What do you think about taxpayers paying repeat offenders not to commit crimes?
It may sound strange, but this is just what one US town has been doing.
The district of Richmond in San Francisco Bay has employed an unusual method of crime control – paying some of the worst troublemakers to behave themselves.
The program was the idea of DeVone Boggan, the Program Director of the Richmond Office of Neighbourhood Safety (ONS). He believes that, thanks to the initiative, they are well on the way to eliminating gun violence from the city entirely.
The ONS Peacemaker Fellowship program started five years ago, when Boggan realised that 70 per cent of murders and firearm offences in 2009 were linked to just 17 people.
Now, the district’s murder rate is lower than it’s been since the early 1970s. And at a cost of around $1.2 million per year (as well as private donations) the program has saved the taxpayer millions in the cost of prosecution and incarceration; not to mention avoided the harm that might have been caused to victims of crime and their families.
The annual murder rate in Richmond for 1990 was 62, which the highest on record; but it fell to 47 in 2009, which was the program’s first year. Since then, the rate has continued to drop; last year, the murder rate was just 11.
The program was not the only factor that came into play – changing demographics and lower unemployment levels may have also contributed, but this unconventional program certainly played an important part.
But the program does have its critics – with some arguing that taxpayers should be rewarding people for doing what they should in the first place; obeying the law. The program, they are argue, essentially rewards those for having committed crimes, which is an unacceptable situation.
How does it work?
The ONS Peacemaker Fellowship is not just about giving cash to criminals – those who are involved are also required to undertake training and rehabilitation. Importantly, participants are provided with help to find housing and employment, and to address health issues.
Each participant is allocated to a mentor to help them identify and achieve their goals – which may relate to housing, finance, anger management, drug rehabilitation, relationships, parenting and so on.
At the end of 18-months, they are eligible for $1000 cash per month if they demonstrate improvements in behaviour and positive social advancement.
The funds are cut off if they start going backwards, and the amount can fluctuate depending on progress.
Boggan is proud that several participants have gone on to complete college degrees, and that out of the 68 that started the program, 64 are still alive.

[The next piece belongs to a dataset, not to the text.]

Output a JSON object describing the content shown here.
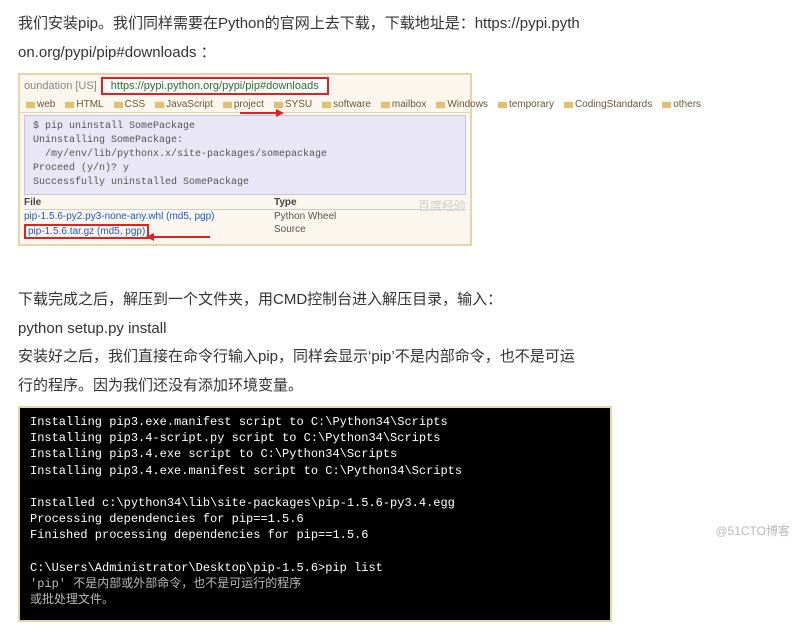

At first, the ONS found it hard to win over recruits, but interest grew over time. One young man, D’Vondre Woodards, has gone from prison, drug dealing, hustling and carrying guns to finishing his high school education and making it into college.
He accomplished every goal that was set out achieve – a remarkable transformation.
Woodard’s son was born just three weeks before he entered the program. The young dad knew he wanted to turn his life around for the sake of his child, so that he could be a positive role model and give his son a good upbringing.
The central tenet of Boggan’s plan wasn’t simply shelling out cash; and it would be a mistake to think that his solution equates to just throwing money at a problem. His initiative involves directly engaging with the community and incorporates an incentive for people to better themselves
So perhaps the lesson to learn is not that we need to start paying people not to commit crimes, but to develop specialised programs that are based directly on the needs of individuals, and provide the motivation and support that they need, instead of just throwing money at police forces and increasing penalties.